Monday, July 14, 2008

Joseph Thomson

Yesterday afternoon I finished reading a book I had been reading for two weeks, Joseph Thomson and the Exploration of Africa by Robert I. Rotberg. It is about a lesser known Victorian explorer. A little while ago I read a couple of books about exploring Africa in the 1800's and was a bit dismayed by the brutal tactics employed by the "heros." One of the books referred to Joseph Thomson as a different sort of explorer, a more humane one, so I put this biography on my list. It was written in 1971 and remains the most thorough study of the man. It covers all of Thomson's life, including his six African trips. (Maps were provided to help one follow the text.)

During his first journey Thomson was the young understudy of another explorer in East Africa. That explorer died enroute and Thomson had to take over. He decided, partly out of necessity, to take a gentler approach to exploration and make every effort to loose neither a porter's life nor a native's life in his quest. He did this mostly with understanding and a bit of humility.

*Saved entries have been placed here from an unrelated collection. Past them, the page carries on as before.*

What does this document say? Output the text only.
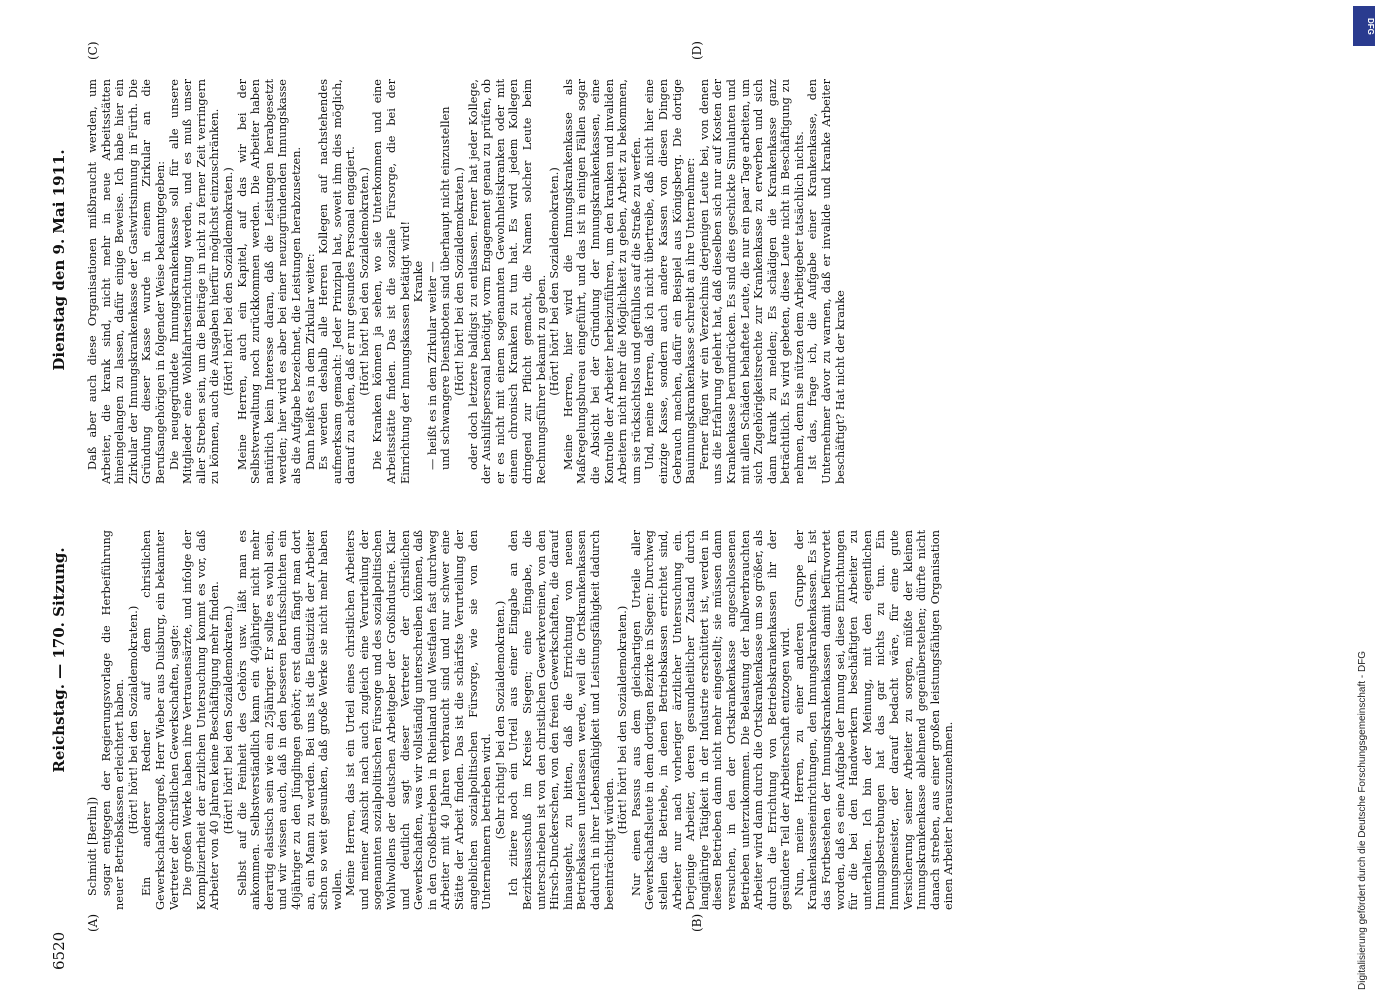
6520
Reichstag. — 170. Sitzung.
Dienstag den 9. Mai 1911.
(A)	(B)
(C)	(D)

Schmidt [Berlin]) sogar entgegen der Regierungsvorlage die Herbeiführung neuer Betriebskassen erleichtert haben. (Hört! hört! bei den Sozialdemokraten.) Ein anderer Redner auf dem christlichen Gewerkschaftskongreß, Herr Wieber aus Duisburg, ein bekannter Vertreter der christlichen Gewerkschaften, sagte: Die großen Werke haben ihre Vertrauensärzte, und infolge der Kompliziertheit der ärztlichen Untersuchung kommt es vor, daß Arbeiter von 40 Jahren keine Beschäftigung mehr finden. (Hört! hört! bei den Sozialdemokraten.) Selbst auf die Feinheit des Gehörs usw. läßt man es ankommen. Selbstverständlich kann ein 40jähriger nicht mehr derartig elastisch sein wie ein 25jähriger. Er sollte es wohl sein, und wir wissen auch, daß in den besseren Berufsschichten ein 40jähriger zu den Jünglingen gehört; erst dann fängt man dort an, ein Mann zu werden. Bei uns ist die Elastizität der Arbeiter schon so weit gesunken, daß große Werke sie nicht mehr haben wollen. Meine Herren, das ist ein Urteil eines christlichen Arbeiters und meiner Ansicht nach auch zugleich eine Verurteilung der sogenannten sozialpolitischen Fürsorge und des sozialpolitischen Wohlwollens der deutschen Arbeitgeber der Großindustrie. Klar und deutlich sagt dieser Vertreter der christlichen Gewerkschaften, was wir vollständig unterschreiben können, daß in den Großbetrieben in Rheinland und Westfalen fast durchweg Arbeiter mit 40 Jahren verbraucht sind und nur schwer eine Stätte der Arbeit finden. Das ist die schärfste Verurteilung der angeblichen sozialpolitischen Fürsorge, wie sie von den Unternehmern betrieben wird. (Sehr richtig! bei den Sozialdemokraten.) Ich zitiere noch ein Urteil aus einer Eingabe an den Bezirksausschuß im Kreise Siegen; eine Eingabe, die unterschrieben ist von den christlichen Gewerkvereinen, von den Hirsch-Dunckerschen, von den freien Gewerkschaften, die darauf hinausgeht, zu bitten, daß die Errichtung von neuen Betriebskassen unterlassen werde, weil die Ortskrankenkassen dadurch in ihrer Lebensfähigkeit und Leistungsfähigkeit dadurch beeinträchtigt würden.

(Hört! hört! bei den Sozialdemokraten.) Nur einen Passus aus dem gleichartigen Urteile aller Gewerkschaftsleute in dem dortigen Bezirke in Siegen: Durchweg stellen die Betriebe, in denen Betriebskassen errichtet sind, Arbeiter nur nach vorheriger ärztlicher Untersuchung ein. Derjenige Arbeiter, deren gesundheitlicher Zustand durch langjährige Tätigkeit in der Industrie erschüttert ist, werden in diesen Betrieben dann nicht mehr eingestellt; sie müssen dann versuchen, in den der Ortskrankenkasse angeschlossenen Betrieben unterzukommen. Die Belastung der halbverbrauchten Arbeiter wird dann durch die Ortskrankenkasse um so größer, als durch die Errichtung von Betriebskrankenkassen ihr der gesündere Teil der Arbeiterschaft entzogen wird. Nun, meine Herren, zu einer anderen Gruppe der Krankenkasseneinrichtungen, den Innungskrankenkassen. Es ist das Fortbestehen der Innungskrankenkassen damit befürwortet worden, daß es eine Aufgabe der Innung sei, diese Einrichtungen für die bei den Handwerkern beschäftigten Arbeiter zu unterhalten. Ich bin der Meinung, mit den eigentlichen Innungsbestrebungen hat das gar nichts zu tun. Ein Innungsmeister, der darauf bedacht wäre, für eine gute Versicherung seiner Arbeiter zu sorgen, müßte der kleinen Innungskrankenkasse ablehnend gegenüberstehen; dürfte nicht danach streben, aus einer großen leistungsfähigen Organisation einen Arbeiter herauszunehmen.

Daß aber auch diese Organisationen mißbraucht werden, um Arbeiter, die krank sind, nicht mehr in neue Arbeitsstätten hineingelangen zu lassen, dafür einige Beweise. Ich habe hier ein Zirkular der Innungskrankenkasse der Gastwirtsinnung in Fürth. Die Gründung dieser Kasse wurde in einem Zirkular an die Berufsangehörigen in folgender Weise bekanntgegeben: Die neugegründete Innungskrankenkasse soll für alle unsere Mitglieder eine Wohlfahrtseinrichtung werden, und es muß unser aller Streben sein, um die Beiträge in nicht zu ferner Zeit verringern zu können, auch die Ausgaben hierfür möglichst einzuschränken. (Hört! hört! bei den Sozialdemokraten.) Meine Herren, auch ein Kapitel, auf das wir bei der Selbstverwaltung noch zurückkommen werden. Die Arbeiter haben natürlich kein Interesse daran, daß die Leistungen herabgesetzt werden; hier wird es aber bei einer neuzugründenden Innungskasse als die Aufgabe bezeichnet, die Leistungen herabzusetzen. Dann heißt es in dem Zirkular weiter: Es werden deshalb alle Herren Kollegen auf nachstehendes aufmerksam gemacht: Jeder Prinzipal hat, soweit ihm dies möglich, darauf zu achten, daß er nur gesundes Personal engagiert. (Hört! hört! bei den Sozialdemokraten.) Die Kranken können ja sehen, wo sie Unterkommen und eine Arbeitsstätte finden. Das ist die soziale Fürsorge, die bei der Einrichtung der Innungskassen betätigt wird! Kranke — heißt es in dem Zirkular weiter — und schwangere Dienstboten sind überhaupt nicht einzustellen (Hört! hört! bei den Sozialdemokraten.) oder doch letztere baldigst zu entlassen. Ferner hat jeder Kollege, der Aushilfspersonal benötigt, vorm Engagement genau zu prüfen, ob er es nicht mit einem sogenannten Gewohnheitskranken oder mit einem chronisch Kranken zu tun hat. Es wird jedem Kollegen dringend zur Pflicht gemacht, die Namen solcher Leute beim Rechnungsführer bekannt zu geben. (Hört! hört! bei den Sozialdemokraten.) Meine Herren, hier wird die Innungskrankenkasse als Maßregelungsbureau eingeführt, und das ist in einigen Fällen sogar die Absicht bei der Gründung der Innungskrankenkassen, eine Kontrolle der Arbeiter herbeizuführen, um den kranken und invaliden Arbeitern nicht mehr die Möglichkeit zu geben, Arbeit zu bekommen, um sie rücksichtslos und gefühllos auf die Straße zu werfen. Und, meine Herren, daß ich nicht übertreibe, daß nicht hier eine einzige Kasse, sondern auch andere Kassen von diesen Dingen Gebrauch machen, dafür ein Beispiel aus Königsberg. Die dortige Bauinnungskrankenkasse schreibt an ihre Unternehmer: Ferner fügen wir ein Verzeichnis derjenigen Leute bei, von denen uns die Erfahrung gelehrt hat, daß dieselben sich nur auf Kosten der Krankenkasse herumdrücken. Es sind dies geschickte Simulanten und mit allen Schäden behaftete Leute, die nur ein paar Tage arbeiten, um sich Zugehörigkeitsrechte zur Krankenkasse zu erwerben und sich dann krank zu melden; Es schädigen die Krankenkasse ganz beträchtlich. Es wird gebeten, diese Leute nicht in Beschäftigung zu nehmen, denn sie nützen dem Arbeitgeber tatsächlich nichts. Ist das, frage ich, die Aufgabe einer Krankenkasse, den Unternehmer davor zu warnen, daß er invalide und kranke Arbeiter beschäftigt? Hat nicht der kranke

DFG
Digitalisierung gefördert durch die Deutsche Forschungsgemeinschaft - DFG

His motto became, "He who goes slowly, goes safely, he who goes safely goes far." His first trip to the surprise of everyone ended within its budget and without any needless loss of life.

During this trip and the next one Thomson seemed to be truly interested in the native way of life. He didn't see the natives as the savages like most explorers of the era did. Unfortunately as his life progressed Thomson became disillusioned and bitter. His views became more racist and he embraced colonialism. Thomson constantly sought out new African adventures that would increase his fame as a great explorer. He went on four other expedition before he died at age 37, but none was seen as truly ground breaking.

I enjoyed Rotberg's biography. Some reviews saw it as overly sympathetic of Thomson, but I didn't find that to be the case. With a just few surviving letters and Thomson's two novels and travel books Rotberg was able to create a description of the man that I found detailed enough to get a good sense of who Thomson was. He's a man I came to pity as much as I was inspired by him. I only wish Rotberg's book was written in more modern times when reproducing more photographs is more commonplace for biographies.

In the future I hope to get a change to see a documentary of Thomson's 2nd voyage that I found online, Through Maasailand: In the Footsteps of Africa's Greatest Explorer. It is supposed to be converted to a book someday as well. I think either would give me a better visual sense of his life's work.